If there are any of you out there who, after hearing the words "modern opera," scratch at imaginary scars or develop an annoying tic, I have a remedy: Jake Heggie's contemporary work from 2000, Dead Man Walking, at Houston Grand Opera.
Adapted from the book by Sister Helen Prejean about her years counseling death row inmates at the Louisiana State Penitentiary, made famous by Tim Robbins's Academy Award-winning movie, this "journey toward redemption" has been adapted by another prize winner, Broadway's Terrence McNally (Master Class, Love! Valour! Compassion! Kiss of the Spider Woman). Walking is a relief after a long era of sitting through bad modern operas.
It's old-fashioned opera-making of the grand kind, with outsize passions, roiling orchestral climaxes, tingling choral passages, wondrous solo pieces for all the individual voices. Definitively produced with stunning sets and visual aplomb, this clever opera has a head to it, and, in a lovely nod to opera's long history, a big heart. While Heggie's music is tonal and muscularly dramatic, with a sterling and highly polished orchestration, it isn't Tosca or Carmen, so don't get your hopes too high. But with its cinematic sweep and atmospheric color, Heggie's music serves the drama superbly.
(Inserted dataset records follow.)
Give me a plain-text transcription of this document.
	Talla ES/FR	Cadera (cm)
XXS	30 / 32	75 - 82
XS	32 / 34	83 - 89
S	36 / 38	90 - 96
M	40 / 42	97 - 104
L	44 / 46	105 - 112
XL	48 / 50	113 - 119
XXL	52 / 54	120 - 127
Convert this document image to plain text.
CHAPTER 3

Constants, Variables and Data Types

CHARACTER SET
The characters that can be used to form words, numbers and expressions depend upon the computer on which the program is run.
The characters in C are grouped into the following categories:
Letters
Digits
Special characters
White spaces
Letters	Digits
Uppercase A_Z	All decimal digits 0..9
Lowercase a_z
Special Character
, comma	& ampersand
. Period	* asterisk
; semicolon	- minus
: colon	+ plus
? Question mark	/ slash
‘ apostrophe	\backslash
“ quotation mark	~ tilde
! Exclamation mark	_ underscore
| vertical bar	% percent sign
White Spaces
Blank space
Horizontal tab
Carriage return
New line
Heggie's first opera, Walking was commissioned by San Francisco Opera, where he worked in the publicity department while he composed on the side. He was celebrated for his art songs, and many high-class singers clamored to sing them. In his later operas that I've seen (Three Decembers and End of the Affair; not Moby Dick, which premiered in Dallas last April), the music, except for short, tantalizing sequences, seems emotionally removed. He illustrates the stories but doesn't compose them. Here, though, he's in the moment with a vengeance. His strong voice is a stirring amalgam of classic Americana sound: the Bernsteins (Elmer and Leonard), George Gershwin and Carlisle Floyd swirl through the work, grounding it with sturdy legs. Walking sounds like what I imagine John Steinbeck would sound like, if he wrote an opera.
Unfortunately, Walking is not Steinbeck, it's Prejean. While the sister's lifework is laudatory — her 1997 article in Salt of the Earth magazine, "Would Jesus Pull the Switch," is this opera's theme in miniature — putting her problems center stage throws the opera out of focus. Forgive me, Sister, but, as theatrical drama, your spiritual travails are not on the same level as the imminent execution of a convicted murderer and the paralyzing effects on the surviving family members. When the good sister swoons, we're supposed to swoon. When she has insomnia, it's supposed to be mighty significant. She begins to pall before the first-act blackout, where she faints at the Coke machine.
Although the character becomes tiresome, Heggie and McNally present two vibrant alternatives: Joseph De Rocher and his mother. Whenever these polar opposites are around, the opera soars. De Rocher (a dramatic composite of a number of death-row inmates Sister Prejean ministered to), unknown and dangerous, an over-tightened spring, has built-in tension. You hold your breath, waiting for him to do another monstrous act. And drab, unassuming Mrs. De Rocher is the ultimate grieving mother, enabler and denier. She needs her dreams — they're all she has. Her emotional monologue before the parole board, pleading to stop another killing, is the opera's pinnacle. The four parents of the dead youths, whose senseless murders we see during a powerful prologue, bring a palpable sense of Old Testament vengeance to counter Sister Helen's lack of sleep.
The cast is unsurpassed. As Sister Helen, major diva Joyce DiDonato, an alumna of HGO's studio program, wraps her luscious dark mezzo around Heggie's dramatic music and burnishes it with feisty presence and pinpoint delivery. Beefy baritone Philip Cutlip, as killer Joseph De Rocher, is not yet a megastar, but after this incandescent, physical performance, he's there. Anyone who can do pushups while he sings with unflinching ardor is most assuredly on the cusp of major stardom. Highest accolades go to legendary superstar Frederica von Stade, as Mrs. De Rocher, who originated the role at the world premiere. These final Houston performances are her farewell to the stage after three decades of superlative, unparalleled work, so if there's another reason to see Walking, it's von Stade. She is radiant, and supplies the necessary human heart to the opera. Soprano Measha Brueggergosman, as Sister Rose, and baritone John Packard, as Owen Hart, the father of the murdered boy, add substantial vocal characterizations that enhance the drama. But it's maestro Patrick Summers who captures the power and sweep of Heggie's music and sends it ricocheting through the Wortham with elemental, electric surges.
Heggie's opera isn't perfect, but if this is the sound of modern opera, I'm all ears.